Our first target group is older people in the borough who are nearing the end of their life. We have identified those services which are provided by the four current partners which we want to put at the core of our re-design. We are in the process of involving staff, patients and carers in how we can work together to re-design services to make them more effective. This may involve moving resources from one area to another but because we are all partners this should make this easier to do. 

Around £90 million is spent each year by the Hillingdon organisations on older person care. In future this money will be pooled by the key partners so it can be used more effectively.

At the moment care of older people can often be fragmented; different services are delivered by different organisations with older people getting passed from one to another. This means they often have to repeat information many times and this can cause frustration, confusion and even delay treatment or care.

We will be able to provide a more seamless service for patients by joining together all the key organisations involved in their care.

If you work with older people we hope you will be interested in seeing how we can do things better for them. 

No.
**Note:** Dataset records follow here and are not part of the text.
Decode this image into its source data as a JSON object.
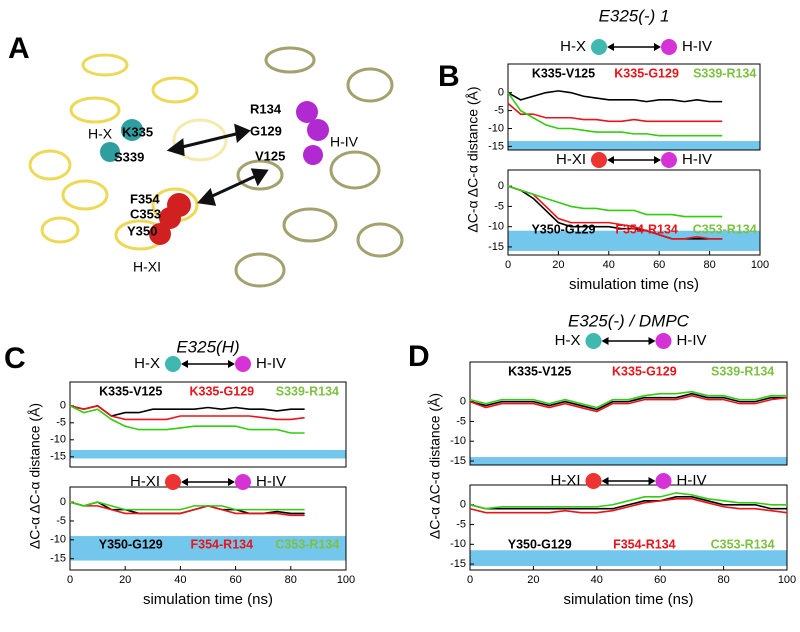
{
  "figure_a": {
    "panel": "A",
    "labels": [
      "H-X",
      "K335",
      "S339",
      "R134",
      "G129",
      "H-IV",
      "V125",
      "F354",
      "C353",
      "Y350",
      "H-XI"
    ]
  },
  "chart_data": [
    {
      "type": "line",
      "panel": "B",
      "title": "E325(-) 1",
      "annotation_left": "H-X",
      "annotation_right": "H-IV",
      "annotation_colors": [
        "#3fb8b0",
        "#d633d6"
      ],
      "ylabel": "ΔC-α ΔC-α distance (Å)",
      "x": [
        0,
        5,
        10,
        15,
        20,
        25,
        30,
        35,
        40,
        45,
        50,
        55,
        60,
        65,
        70,
        75,
        80,
        85
      ],
      "series": [
        {
          "name": "K335-V125",
          "color": "#000000",
          "values": [
            0,
            -2,
            -1,
            0,
            0.5,
            0,
            -1,
            -1.5,
            -2,
            -2,
            -2,
            -2.5,
            -2,
            -2,
            -2.5,
            -2,
            -2.5,
            -2.5
          ]
        },
        {
          "name": "K335-G129",
          "color": "#e8141a",
          "values": [
            -3,
            -6,
            -6,
            -7,
            -7,
            -7,
            -7.5,
            -7.5,
            -8,
            -8,
            -7.5,
            -8,
            -8,
            -8,
            -8,
            -8,
            -8,
            -8
          ]
        },
        {
          "name": "S339-R134",
          "color": "#33cc11",
          "values": [
            0,
            -5,
            -7,
            -9,
            -10,
            -10,
            -10.5,
            -11,
            -11,
            -11,
            -11.5,
            -11.5,
            -12,
            -12,
            -12,
            -12,
            -12,
            -12
          ]
        }
      ],
      "xlim": [
        0,
        100
      ],
      "ylim": [
        -16,
        8
      ],
      "yticks": [
        0,
        -5,
        -10,
        -15
      ],
      "band": [
        -16,
        -13.5
      ],
      "band_color": "#74c7ec"
    },
    {
      "type": "line",
      "annotation_left": "H-XI",
      "annotation_right": "H-IV",
      "annotation_colors": [
        "#ee3333",
        "#d633d6"
      ],
      "x": [
        0,
        5,
        10,
        15,
        20,
        25,
        30,
        35,
        40,
        45,
        50,
        55,
        60,
        65,
        70,
        75,
        80,
        85
      ],
      "series": [
        {
          "name": "Y350-G129",
          "color": "#000000",
          "values": [
            0,
            -1,
            -3,
            -6,
            -9,
            -10,
            -10,
            -10,
            -10,
            -10.5,
            -10.5,
            -11,
            -12,
            -13,
            -13,
            -13,
            -13,
            -13
          ]
        },
        {
          "name": "F354-R134",
          "color": "#e8141a",
          "values": [
            0,
            -1,
            -2,
            -5,
            -8,
            -9,
            -9,
            -9,
            -9,
            -9.5,
            -10,
            -11,
            -12,
            -13,
            -13,
            -12.5,
            -13,
            -13
          ]
        },
        {
          "name": "C353-R134",
          "color": "#33cc11",
          "values": [
            0,
            -1,
            -2,
            -3,
            -4,
            -5,
            -5.5,
            -5.5,
            -6,
            -6,
            -6,
            -7,
            -7,
            -7,
            -7.5,
            -7.5,
            -7.5,
            -7.5
          ]
        }
      ],
      "xlim": [
        0,
        100
      ],
      "ylim": [
        -17,
        4
      ],
      "yticks": [
        0,
        -5,
        -10,
        -15
      ],
      "xticks": [
        0,
        20,
        40,
        60,
        80,
        100
      ],
      "xlabel": "simulation time (ns)",
      "band": [
        -16,
        -11
      ],
      "band_color": "#74c7ec"
    },
    {
      "type": "line",
      "panel": "C",
      "title": "E325(H)",
      "annotation_left": "H-X",
      "annotation_right": "H-IV",
      "annotation_colors": [
        "#3fb8b0",
        "#d633d6"
      ],
      "ylabel": "ΔC-α ΔC-α distance (Å)",
      "x": [
        0,
        5,
        10,
        15,
        20,
        25,
        30,
        35,
        40,
        45,
        50,
        55,
        60,
        65,
        70,
        75,
        80,
        85
      ],
      "series": [
        {
          "name": "K335-V125",
          "color": "#000000",
          "values": [
            0,
            -1,
            0,
            -3,
            -2,
            -2,
            -1,
            -1,
            -1,
            -1,
            -0.5,
            -1,
            -0.5,
            -1,
            -1,
            -1.5,
            -1,
            -1
          ]
        },
        {
          "name": "K335-G129",
          "color": "#e8141a",
          "values": [
            0,
            -1,
            0,
            -3,
            -4,
            -4,
            -4,
            -4,
            -3,
            -3,
            -3,
            -3,
            -3,
            -3,
            -3.5,
            -4,
            -4,
            -3.5
          ]
        },
        {
          "name": "S339-R134",
          "color": "#33cc11",
          "values": [
            0,
            -2,
            -1,
            -4,
            -6,
            -7,
            -7,
            -7,
            -6.5,
            -6,
            -6,
            -6,
            -6,
            -7,
            -7,
            -7,
            -8,
            -8
          ]
        }
      ],
      "xlim": [
        0,
        100
      ],
      "ylim": [
        -18,
        7
      ],
      "yticks": [
        0,
        -5,
        -10,
        -15
      ],
      "band": [
        -15.5,
        -13
      ],
      "band_color": "#74c7ec"
    },
    {
      "type": "line",
      "annotation_left": "H-XI",
      "annotation_right": "H-IV",
      "annotation_colors": [
        "#ee3333",
        "#d633d6"
      ],
      "x": [
        0,
        5,
        10,
        15,
        20,
        25,
        30,
        35,
        40,
        45,
        50,
        55,
        60,
        65,
        70,
        75,
        80,
        85
      ],
      "series": [
        {
          "name": "Y350-G129",
          "color": "#000000",
          "values": [
            0,
            -1,
            0,
            -2,
            -2,
            -3,
            -3,
            -3,
            -3,
            -2,
            -1,
            -2,
            -2,
            -3,
            -3,
            -2.5,
            -3,
            -3
          ]
        },
        {
          "name": "F354-R134",
          "color": "#e8141a",
          "values": [
            0,
            -1,
            -1,
            -2,
            -3,
            -3,
            -3,
            -3,
            -3,
            -2,
            -1,
            -2,
            -3,
            -3,
            -3,
            -3,
            -3.5,
            -3.5
          ]
        },
        {
          "name": "C353-R134",
          "color": "#33cc11",
          "values": [
            0,
            -1,
            0,
            -1,
            -2,
            -2,
            -2,
            -2,
            -2,
            -1,
            -1,
            -1,
            -2,
            -2,
            -2,
            -2,
            -2,
            -2
          ]
        }
      ],
      "xlim": [
        0,
        100
      ],
      "ylim": [
        -18,
        4
      ],
      "yticks": [
        0,
        -5,
        -10,
        -15
      ],
      "xticks": [
        0,
        20,
        40,
        60,
        80,
        100
      ],
      "xlabel": "simulation time (ns)",
      "band": [
        -15.5,
        -9
      ],
      "band_color": "#74c7ec"
    },
    {
      "type": "line",
      "panel": "D",
      "title": "E325(-) / DMPC",
      "annotation_left": "H-X",
      "annotation_right": "H-IV",
      "annotation_colors": [
        "#3fb8b0",
        "#d633d6"
      ],
      "ylabel": "ΔC-α ΔC-α distance (Å)",
      "x": [
        0,
        5,
        10,
        15,
        20,
        25,
        30,
        35,
        40,
        45,
        50,
        55,
        60,
        65,
        70,
        75,
        80,
        85,
        90,
        95,
        100
      ],
      "series": [
        {
          "name": "K335-V125",
          "color": "#000000",
          "values": [
            0,
            -1,
            0,
            0,
            0,
            -1,
            0,
            -1,
            -2,
            0,
            0,
            1,
            1,
            1,
            2,
            1,
            1,
            0,
            0,
            1,
            1
          ]
        },
        {
          "name": "K335-G129",
          "color": "#e8141a",
          "values": [
            0,
            -1.5,
            -0.5,
            -0.5,
            -0.5,
            -1.5,
            -0.5,
            -1.5,
            -2.5,
            -0.5,
            -0.5,
            0.5,
            0.5,
            0.5,
            1.5,
            0.5,
            0.5,
            -0.5,
            -0.5,
            0.5,
            1
          ]
        },
        {
          "name": "S339-R134",
          "color": "#33cc11",
          "values": [
            0.5,
            -0.5,
            0.5,
            0.5,
            0.5,
            -0.5,
            0.5,
            -0.5,
            -1.5,
            0.5,
            0.5,
            1.5,
            2,
            2,
            2.5,
            1.5,
            1.5,
            0.5,
            0.5,
            1.5,
            1.5
          ]
        }
      ],
      "xlim": [
        0,
        100
      ],
      "ylim": [
        -16,
        10
      ],
      "yticks": [
        0,
        -5,
        -10,
        -15
      ],
      "band": [
        -16,
        -14
      ],
      "band_color": "#74c7ec"
    },
    {
      "type": "line",
      "annotation_left": "H-XI",
      "annotation_right": "H-IV",
      "annotation_colors": [
        "#ee3333",
        "#d633d6"
      ],
      "x": [
        0,
        5,
        10,
        15,
        20,
        25,
        30,
        35,
        40,
        45,
        50,
        55,
        60,
        65,
        70,
        75,
        80,
        85,
        90,
        95,
        100
      ],
      "series": [
        {
          "name": "Y350-G129",
          "color": "#000000",
          "values": [
            0,
            -1,
            -1,
            -1,
            -1,
            -1,
            -1,
            -1,
            -1,
            -1,
            0,
            1,
            1,
            2,
            2,
            1,
            0,
            0,
            0,
            -1,
            -1
          ]
        },
        {
          "name": "F354-R134",
          "color": "#e8141a",
          "values": [
            -1,
            -2,
            -2,
            -2,
            -2,
            -2,
            -1.5,
            -2,
            -2,
            -1.5,
            -0.5,
            0.5,
            1,
            1.5,
            1.5,
            0.5,
            -0.5,
            -1,
            -1,
            -1.5,
            -2
          ]
        },
        {
          "name": "C353-R134",
          "color": "#33cc11",
          "values": [
            0,
            -1,
            -0.5,
            -0.5,
            -0.5,
            -0.5,
            -0.5,
            -0.5,
            -0.5,
            0,
            1,
            2,
            2,
            3,
            2.5,
            1.5,
            1,
            0.5,
            0.5,
            0,
            0
          ]
        }
      ],
      "xlim": [
        0,
        100
      ],
      "ylim": [
        -16.5,
        5
      ],
      "yticks": [
        0,
        -5,
        -10,
        -15
      ],
      "xticks": [
        0,
        20,
        40,
        60,
        80,
        100
      ],
      "xlabel": "simulation time (ns)",
      "band": [
        -15.5,
        -11.5
      ],
      "band_color": "#74c7ec"
    }
  ]
}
There will be no changes to your terms and conditions and you will still be employed by the same organisation. However you may increasingly be required to work in different ways, in particular you might be asked to work more across traditional organisational boundaries than previously.

Yes. In Hillingdon we currently have hospital-employed geriatricians working out in GP practices offering specialist support to GPs and community staff. There are also therapists and community nurses working in multidisciplinary teams in more multi-skilled roles. 

There are also examples elsewhere in the country where this kind of joined-up working is bringing great benefits for patients.

In the near future we want to look at how we might integrate more with community pharmacists, nursing homes and social care so that patients have care plans that joinup services for them and feel less fragmented.

The partners share patient information so patients only need to tell their story once. Their care is more seamless; they won’t have to make contact with lots of different organisations for health and care support, we will do that for them. It will remove some of the worry and mean their care is better coordinated.

A clinical design group, made up of clinicians and managers from all of the partners is currently re-designing care pathways. Once these have been developed they will be discussed with wider staff groups and tested out before being finalised.